Additionally, in cases deemed "complex", Florida has a special rule that mandates Rule 26(f) type conferences. Fla. R.Civ. P. 1.201. And finally the Sub-Committee noted that any party in any case can make a motion and request a preliminary e-discovery conference with the Court and the opposition. In sum, the Sub-Committee wisely decided to recommend the important rule changes where agreement could be reached rather than derailing the entire process due a lack support from all Bar segments. The new Florida e-discovery rules are a significant advance that will catapult Florida in to the ranks of those states with progressive e-discovery rules.

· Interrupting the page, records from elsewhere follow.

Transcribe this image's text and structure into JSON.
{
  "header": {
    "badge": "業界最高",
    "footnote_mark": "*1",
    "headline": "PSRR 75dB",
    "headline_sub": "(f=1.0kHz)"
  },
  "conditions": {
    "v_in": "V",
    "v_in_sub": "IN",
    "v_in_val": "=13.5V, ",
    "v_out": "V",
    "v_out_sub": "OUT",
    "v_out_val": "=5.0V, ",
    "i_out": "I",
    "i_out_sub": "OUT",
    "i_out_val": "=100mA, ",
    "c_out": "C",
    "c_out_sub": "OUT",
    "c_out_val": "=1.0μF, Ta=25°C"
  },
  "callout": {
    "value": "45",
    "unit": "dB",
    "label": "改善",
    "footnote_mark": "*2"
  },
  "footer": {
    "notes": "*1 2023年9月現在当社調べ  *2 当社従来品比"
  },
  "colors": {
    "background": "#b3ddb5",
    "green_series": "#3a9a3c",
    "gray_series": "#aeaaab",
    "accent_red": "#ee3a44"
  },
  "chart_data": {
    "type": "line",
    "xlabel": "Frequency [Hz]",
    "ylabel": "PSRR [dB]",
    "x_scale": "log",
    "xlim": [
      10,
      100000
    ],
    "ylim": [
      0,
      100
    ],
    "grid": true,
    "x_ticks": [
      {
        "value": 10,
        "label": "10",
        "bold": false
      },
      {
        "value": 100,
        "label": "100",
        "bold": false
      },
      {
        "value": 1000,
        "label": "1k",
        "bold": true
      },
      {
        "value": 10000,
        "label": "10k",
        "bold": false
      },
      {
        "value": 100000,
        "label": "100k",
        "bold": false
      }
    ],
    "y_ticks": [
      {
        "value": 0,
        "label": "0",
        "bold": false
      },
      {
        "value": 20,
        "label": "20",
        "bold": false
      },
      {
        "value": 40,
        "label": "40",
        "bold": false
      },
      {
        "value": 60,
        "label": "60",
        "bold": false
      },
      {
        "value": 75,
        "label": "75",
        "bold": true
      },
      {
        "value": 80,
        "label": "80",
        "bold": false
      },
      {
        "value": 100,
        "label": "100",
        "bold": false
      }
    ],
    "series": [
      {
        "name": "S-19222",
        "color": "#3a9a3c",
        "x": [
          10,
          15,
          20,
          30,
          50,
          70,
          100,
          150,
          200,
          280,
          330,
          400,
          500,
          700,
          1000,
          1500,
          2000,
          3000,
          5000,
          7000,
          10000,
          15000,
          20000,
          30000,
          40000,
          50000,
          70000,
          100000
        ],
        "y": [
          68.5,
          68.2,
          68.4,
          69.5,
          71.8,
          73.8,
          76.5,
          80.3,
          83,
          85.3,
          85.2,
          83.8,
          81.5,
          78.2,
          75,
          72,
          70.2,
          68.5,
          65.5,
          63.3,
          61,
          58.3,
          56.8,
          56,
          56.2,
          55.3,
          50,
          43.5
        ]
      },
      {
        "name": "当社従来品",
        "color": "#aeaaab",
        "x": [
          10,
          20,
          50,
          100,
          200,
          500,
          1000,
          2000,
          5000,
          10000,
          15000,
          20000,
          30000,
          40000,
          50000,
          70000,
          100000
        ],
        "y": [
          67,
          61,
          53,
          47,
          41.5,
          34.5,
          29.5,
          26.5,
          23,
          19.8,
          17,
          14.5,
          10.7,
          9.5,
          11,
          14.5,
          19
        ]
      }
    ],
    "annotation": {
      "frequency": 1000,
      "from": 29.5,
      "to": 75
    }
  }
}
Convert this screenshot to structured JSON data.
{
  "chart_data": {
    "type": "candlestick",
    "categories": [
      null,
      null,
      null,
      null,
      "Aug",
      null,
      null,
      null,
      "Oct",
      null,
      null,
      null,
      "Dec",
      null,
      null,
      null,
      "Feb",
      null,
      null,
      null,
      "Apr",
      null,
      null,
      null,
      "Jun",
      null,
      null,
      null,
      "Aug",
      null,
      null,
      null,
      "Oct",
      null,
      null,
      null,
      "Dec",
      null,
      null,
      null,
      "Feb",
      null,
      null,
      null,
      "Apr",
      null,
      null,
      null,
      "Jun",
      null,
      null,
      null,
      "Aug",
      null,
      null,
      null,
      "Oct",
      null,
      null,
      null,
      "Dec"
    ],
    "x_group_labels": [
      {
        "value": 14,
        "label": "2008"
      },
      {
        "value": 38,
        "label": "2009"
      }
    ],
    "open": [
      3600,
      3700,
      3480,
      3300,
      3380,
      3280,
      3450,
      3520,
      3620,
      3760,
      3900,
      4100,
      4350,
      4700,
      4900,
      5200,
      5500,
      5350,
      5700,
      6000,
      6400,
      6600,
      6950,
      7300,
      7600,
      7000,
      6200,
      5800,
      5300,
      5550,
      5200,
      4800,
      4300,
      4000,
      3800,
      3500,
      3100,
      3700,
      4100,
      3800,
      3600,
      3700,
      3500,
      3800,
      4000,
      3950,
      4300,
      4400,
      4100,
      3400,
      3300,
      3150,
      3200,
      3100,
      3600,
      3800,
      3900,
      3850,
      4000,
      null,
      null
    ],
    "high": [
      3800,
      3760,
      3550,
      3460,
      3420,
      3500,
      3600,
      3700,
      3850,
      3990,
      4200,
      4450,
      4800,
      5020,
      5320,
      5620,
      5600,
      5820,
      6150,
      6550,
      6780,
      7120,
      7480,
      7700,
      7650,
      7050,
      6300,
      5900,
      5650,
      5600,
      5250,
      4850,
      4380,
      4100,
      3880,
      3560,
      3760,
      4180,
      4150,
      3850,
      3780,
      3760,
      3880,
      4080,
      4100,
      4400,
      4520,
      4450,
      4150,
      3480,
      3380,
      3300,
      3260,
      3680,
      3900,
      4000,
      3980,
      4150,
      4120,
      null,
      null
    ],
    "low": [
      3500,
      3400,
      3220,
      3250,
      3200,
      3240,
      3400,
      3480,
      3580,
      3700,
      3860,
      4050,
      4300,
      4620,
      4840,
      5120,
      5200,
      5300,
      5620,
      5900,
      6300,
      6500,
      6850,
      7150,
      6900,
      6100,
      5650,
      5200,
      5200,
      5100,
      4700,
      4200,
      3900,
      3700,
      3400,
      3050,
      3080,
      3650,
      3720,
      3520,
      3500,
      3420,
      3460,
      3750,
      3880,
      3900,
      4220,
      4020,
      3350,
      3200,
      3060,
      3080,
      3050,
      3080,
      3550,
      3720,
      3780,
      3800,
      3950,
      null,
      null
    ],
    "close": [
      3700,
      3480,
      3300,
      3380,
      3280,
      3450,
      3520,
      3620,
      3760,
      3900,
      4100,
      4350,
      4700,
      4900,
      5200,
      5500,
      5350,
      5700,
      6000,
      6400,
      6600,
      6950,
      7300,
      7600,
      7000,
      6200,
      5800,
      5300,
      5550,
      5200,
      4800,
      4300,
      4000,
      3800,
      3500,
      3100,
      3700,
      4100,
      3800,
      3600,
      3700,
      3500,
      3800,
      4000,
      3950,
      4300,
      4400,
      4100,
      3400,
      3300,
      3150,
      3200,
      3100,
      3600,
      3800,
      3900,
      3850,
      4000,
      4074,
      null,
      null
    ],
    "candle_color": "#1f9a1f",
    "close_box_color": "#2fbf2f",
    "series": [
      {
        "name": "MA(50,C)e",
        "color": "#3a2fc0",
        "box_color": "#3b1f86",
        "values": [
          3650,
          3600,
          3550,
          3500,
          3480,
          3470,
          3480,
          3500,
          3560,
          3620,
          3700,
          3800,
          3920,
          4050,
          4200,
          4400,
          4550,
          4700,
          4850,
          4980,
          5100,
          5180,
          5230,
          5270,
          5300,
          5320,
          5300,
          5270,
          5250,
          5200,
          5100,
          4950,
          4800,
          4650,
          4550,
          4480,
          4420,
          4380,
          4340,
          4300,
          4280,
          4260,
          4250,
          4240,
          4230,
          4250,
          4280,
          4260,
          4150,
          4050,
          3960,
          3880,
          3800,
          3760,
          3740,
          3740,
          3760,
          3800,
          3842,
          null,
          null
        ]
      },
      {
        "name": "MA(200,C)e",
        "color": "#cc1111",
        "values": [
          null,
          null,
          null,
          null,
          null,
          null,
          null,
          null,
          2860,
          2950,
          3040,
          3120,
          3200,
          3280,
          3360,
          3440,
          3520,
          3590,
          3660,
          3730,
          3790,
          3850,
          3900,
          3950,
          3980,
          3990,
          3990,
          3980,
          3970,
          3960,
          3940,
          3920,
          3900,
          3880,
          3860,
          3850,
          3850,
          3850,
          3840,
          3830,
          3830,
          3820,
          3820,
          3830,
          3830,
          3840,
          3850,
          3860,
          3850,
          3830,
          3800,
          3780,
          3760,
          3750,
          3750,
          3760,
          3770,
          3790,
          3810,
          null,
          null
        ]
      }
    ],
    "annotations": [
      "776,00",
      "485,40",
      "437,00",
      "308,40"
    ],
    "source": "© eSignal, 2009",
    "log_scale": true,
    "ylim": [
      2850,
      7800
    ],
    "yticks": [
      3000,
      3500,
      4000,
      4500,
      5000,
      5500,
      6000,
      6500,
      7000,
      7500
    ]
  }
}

Beyond “meet and confer” differences, litigators should also be forewarned of claims of significant differences regarding preservation in Florida and Federal courts. The idea that preservation is not mandated in Florida when litigation is reasonably anticipated derives from some Florida decisions that broadly recite, mostly in dicta, that preservation is only required when mandated by contract, statute, or a request for production. In this regard, Florida e-discovery preservation jurisprudence appears to lag behind Federal courts and other state courts. See e.g. Gayer v. Rind Line Construction & Electric, Inc., 970 So.2d, 424,426 (Fla. 4th DCA 2007); Royal Sunalliance v. Lauderdale Marine Center, 877 So.2nd 843 (Fla. 4th DCA 2004). However, reliance on this general and fact specific precedent to conclude that a duty to preserve only arises in Florida from a contract, statute (e.g. medical records), or a request for production is ill-advised. In our recently published LexisNexis® Practice Guide Florida Electronic Discovery and Evidence, my co-author, former Florida state court judge Ralph Artigliere, and I argue this view is both mistaken and dangerous. Although Florida law has been slow to address the pre-litigation triggers requiring the preservation of electronically stored information, common law preservation duties are not absent in Florida. Traditional Florida spoliation remedies are in play when a party intentionally destroys relevant information to thwart the judicial process--whether before or during litigation. Further, we believe that as Florida case law slowly develops it will adopt what the Federal case law has established: the fragile and ephemeral name of digital data and the auto-deletion features of computer devices and computer networks require affirmative efforts to halt such deletion when litigation is reasonable anticipated. Just as Florida has come into alignment with Federal rules relating to proportionality, Florida courts will also align themselves with federal precedent on preservation.

In short:  any litigator in the Sunshine State advising clients that the deletion of relevant electronically stored need not be suspended when litigation is reasonably anticipated, is inviting the proverbial e-discovery train wreck.